Les Marches et l’Ombrie ou l’Italie secrète : Fabriano, rêve de papier…

Bienvenue dans la ville de Fabriano, créditée comme la capitale du papier et du filigrane. Après t’avoir laissé un peu mariner dans ton jus, Lectrice, Lecteur (même si j’espère que cette pause suédoise aura été des plus agréables). Je vais donc te révéler ces petites gemmes cachées au creux des Apennins que vont nous faire découvrir les anges-gardiens du Distretto Culturale dell’Appennino Umbro-Marchigiano, Barabara, Paola et Euro. Une expérience assez intéressante pour moi car j’étais la seule blogueuse dans un groupe 100% féminin de tour opérateur… Mais j’y reviendrai à la fin de ces récits et notre première étape est donc Fabriano, dans la région des Marches.

Quelques mots sur Fabriano

Fabriano est créditée comme la capitale du papier et du filigrane.  Fabriano, c’est un peu une histoire de grandeur et décadence ! Développée depuis le XIIIe siècle et l’essor de la fabrication du papier, elle fut ville libre, puis asservie à la famille Chiavelli avant de passer dans le giron des Etats Pontificaux (« ce qui explique le grand nombre de garibaldistes, d’anarchistes et de francs-maçons » nous confia Euro en riant), elle devint plus tard ville industrielle.
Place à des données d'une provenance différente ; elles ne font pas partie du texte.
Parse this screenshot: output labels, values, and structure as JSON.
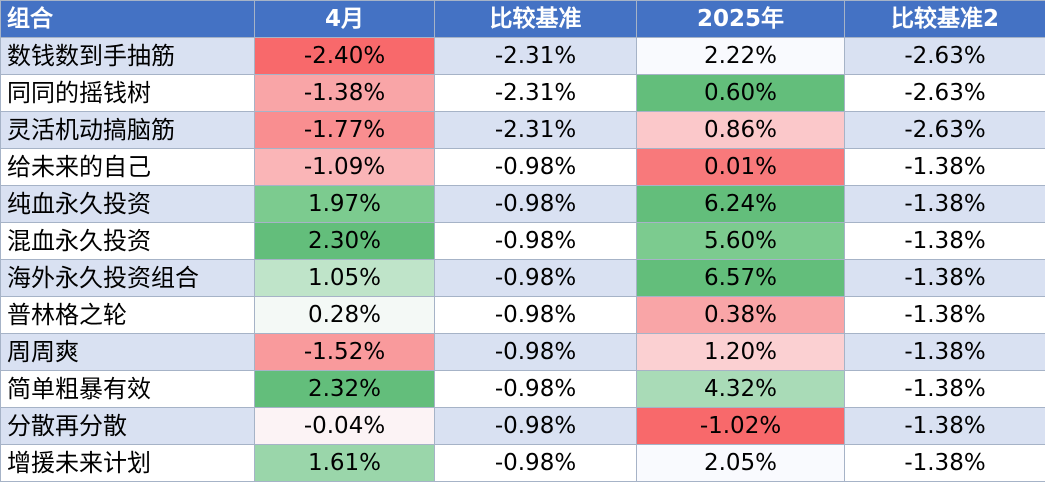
{
  "table": {
    "headers": [
      "组合",
      "4月",
      "比较基准",
      "2025年",
      "比较基准2"
    ],
    "rows": [
      {
        "name": "数钱数到手抽筋",
        "apr": "-2.40%",
        "bench": "-2.31%",
        "ytd": "2.22%",
        "bench2": "-2.63%",
        "apr_color": "#f8696b",
        "ytd_color": "#f9fafe"
      },
      {
        "name": "同同的摇钱树",
        "apr": "-1.38%",
        "bench": "-2.31%",
        "ytd": "0.60%",
        "bench2": "-2.63%",
        "apr_color": "#f9a5a7",
        "ytd_color": "#63be7b"
      },
      {
        "name": "灵活机动搞脑筋",
        "apr": "-1.77%",
        "bench": "-2.31%",
        "ytd": "0.86%",
        "bench2": "-2.63%",
        "apr_color": "#f98e90",
        "ytd_color": "#fbc8ca"
      },
      {
        "name": "给未来的自己",
        "apr": "-1.09%",
        "bench": "-0.98%",
        "ytd": "0.01%",
        "bench2": "-1.38%",
        "apr_color": "#fab5b7",
        "ytd_color": "#f8797b"
      },
      {
        "name": "纯血永久投资",
        "apr": "1.97%",
        "bench": "-0.98%",
        "ytd": "6.24%",
        "bench2": "-1.38%",
        "apr_color": "#7ccb8f",
        "ytd_color": "#63be7b"
      },
      {
        "name": "混血永久投资",
        "apr": "2.30%",
        "bench": "-0.98%",
        "ytd": "5.60%",
        "bench2": "-1.38%",
        "apr_color": "#63be7b",
        "ytd_color": "#7ccb8f"
      },
      {
        "name": "海外永久投资组合",
        "apr": "1.05%",
        "bench": "-0.98%",
        "ytd": "6.57%",
        "bench2": "-1.38%",
        "apr_color": "#bfe4c9",
        "ytd_color": "#63be7b"
      },
      {
        "name": "普林格之轮",
        "apr": "0.28%",
        "bench": "-0.98%",
        "ytd": "0.38%",
        "bench2": "-1.38%",
        "apr_color": "#f4f9f6",
        "ytd_color": "#f9a5a7"
      },
      {
        "name": "周周爽",
        "apr": "-1.52%",
        "bench": "-0.98%",
        "ytd": "1.20%",
        "bench2": "-1.38%",
        "apr_color": "#f99a9c",
        "ytd_color": "#fbd0d2"
      },
      {
        "name": "简单粗暴有效",
        "apr": "2.32%",
        "bench": "-0.98%",
        "ytd": "4.32%",
        "bench2": "-1.38%",
        "apr_color": "#63be7b",
        "ytd_color": "#a9dbb7"
      },
      {
        "name": "分散再分散",
        "apr": "-0.04%",
        "bench": "-0.98%",
        "ytd": "-1.02%",
        "bench2": "-1.38%",
        "apr_color": "#fcf3f5",
        "ytd_color": "#f8696b"
      },
      {
        "name": "增援未来计划",
        "apr": "1.61%",
        "bench": "-0.98%",
        "ytd": "2.05%",
        "bench2": "-1.38%",
        "apr_color": "#9ad6aa",
        "ytd_color": "#f9fafe"
      }
    ]
  }
}
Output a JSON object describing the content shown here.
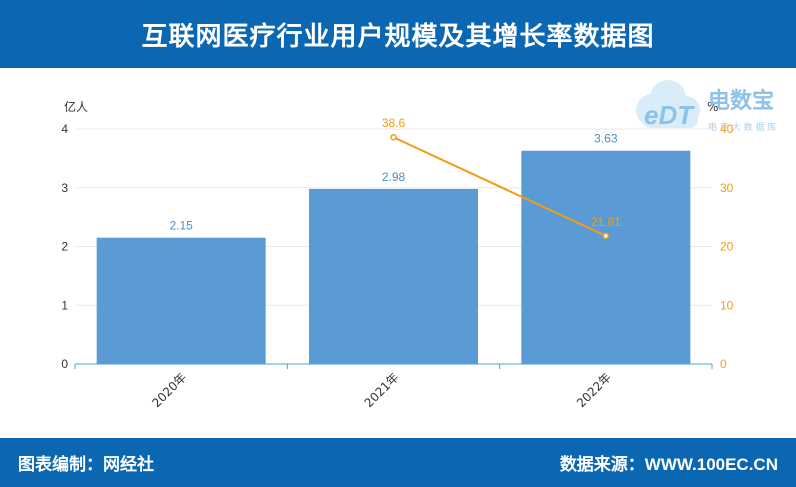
{
  "header": {
    "title": "互联网医疗行业用户规模及其增长率数据图"
  },
  "footer": {
    "left_text": "图表编制：网经社",
    "right_text": "数据来源：WWW.100EC.CN"
  },
  "logo": {
    "brand": "电数宝",
    "mark": "eDT",
    "tagline": "电 商 大 数 据 库"
  },
  "colors": {
    "header_bg": "#0b67b2",
    "bar": "#5b9bd5",
    "line": "#f39c12",
    "bar_label": "#4a90c2"
  },
  "chart_data": {
    "type": "bar",
    "categories": [
      "2020年",
      "2021年",
      "2022年"
    ],
    "series": [
      {
        "name": "",
        "type": "bar",
        "axis": "left",
        "values": [
          2.15,
          2.98,
          3.63
        ]
      },
      {
        "name": "",
        "type": "line",
        "axis": "right",
        "values": [
          null,
          38.6,
          21.81
        ]
      }
    ],
    "ylabel": "亿人",
    "ylim": [
      0,
      4
    ],
    "yticks": [
      0,
      1,
      2,
      3,
      4
    ],
    "y2label": "%",
    "y2lim": [
      0,
      40
    ],
    "y2ticks": [
      0,
      10,
      20,
      30,
      40
    ],
    "grid": true
  }
}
Merloni y avait ses usines, et y a encore son siège puis boum. La crise. Pour s’en sortir, Fabriano s’est retournée vers ses traditions, la fabrication de papier de haute qualité, notamment à destination d’artistes, mais aussi la culture, puisque la ville a donné naissance à une école de peinture gothique dont le plus célèbre exemple est Gentile de Fabriano. Ô ironie, il ne reste plus aucune de ses peintures en ville.
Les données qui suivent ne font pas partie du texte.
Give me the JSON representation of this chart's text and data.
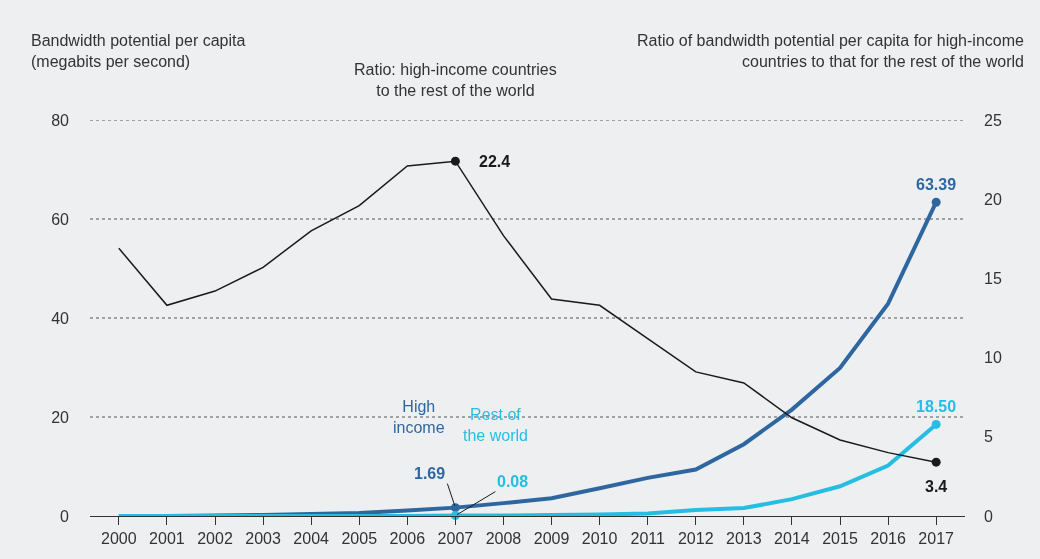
{
  "chart_data": {
    "type": "line",
    "ylabel": "Bandwidth potential per capita (megabits per second)",
    "y2label": "Ratio of bandwidth potential per capita for high-income countries to that for the rest of the world",
    "categories": [
      "2000",
      "2001",
      "2002",
      "2003",
      "2004",
      "2005",
      "2006",
      "2007",
      "2008",
      "2009",
      "2010",
      "2011",
      "2012",
      "2013",
      "2014",
      "2015",
      "2016",
      "2017"
    ],
    "series": [
      {
        "name": "Ratio: high-income countries to the rest of the world",
        "color": "#1a1a1a",
        "axis": "y2",
        "values": [
          16.9,
          13.3,
          14.2,
          15.7,
          18.0,
          19.6,
          22.1,
          22.4,
          17.7,
          13.7,
          13.3,
          11.2,
          9.1,
          8.4,
          6.2,
          4.8,
          4.0,
          3.4
        ],
        "value_labels": [
          null,
          null,
          null,
          null,
          null,
          null,
          null,
          "22.4",
          null,
          null,
          null,
          null,
          null,
          null,
          null,
          null,
          null,
          "3.4"
        ]
      },
      {
        "name": "High income",
        "color": "#2e67a0",
        "values": [
          0,
          0,
          0.1,
          0.2,
          0.4,
          0.6,
          1.1,
          1.69,
          2.6,
          3.6,
          5.6,
          7.7,
          9.4,
          14.5,
          21.5,
          29.9,
          42.9,
          63.39
        ],
        "value_labels": [
          null,
          null,
          null,
          null,
          null,
          null,
          null,
          "1.69",
          null,
          null,
          null,
          null,
          null,
          null,
          null,
          null,
          null,
          "63.39"
        ]
      },
      {
        "name": "Rest of the world",
        "color": "#26bde2",
        "values": [
          0,
          0,
          0,
          0,
          0,
          0,
          0,
          0.08,
          0.1,
          0.2,
          0.3,
          0.5,
          1.2,
          1.6,
          3.4,
          6.0,
          10.2,
          18.5
        ],
        "value_labels": [
          null,
          null,
          null,
          null,
          null,
          null,
          null,
          "0.08",
          null,
          null,
          null,
          null,
          null,
          null,
          null,
          null,
          null,
          "18.50"
        ]
      }
    ],
    "ylim": [
      0,
      80
    ],
    "yticks": [
      0,
      20,
      40,
      60,
      80
    ],
    "y2lim": [
      0,
      25
    ],
    "y2ticks": [
      0,
      5,
      10,
      15,
      20,
      25
    ],
    "grid": "y",
    "legend": false
  }
}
Fabriano, ville du papier et du salami de Garibaldi

La Piazza communale sera probablement comme pour nous votre point de départ. Cette place à la forme trapézoïdale regroupe quelques-uns des plus beaux bâtiments de la vile : le Palazzo del Podesta et son arche aux vieilles fresques presque toutes effacées, le Palazzo Chiavelli et la Loge San Francesco. Au rez-de-chaussée de la loge, se tient un petit marché mais on y trouve surtout un marchand de charcuteries et fromages avec un bar où l’on peut tout de suite déguster ses achats. Ça tombe bien Fabriano fabrique un salami de jambon dont Garibaldi raffolait (un « salami de légende » dit le prospectus, j’ai ri).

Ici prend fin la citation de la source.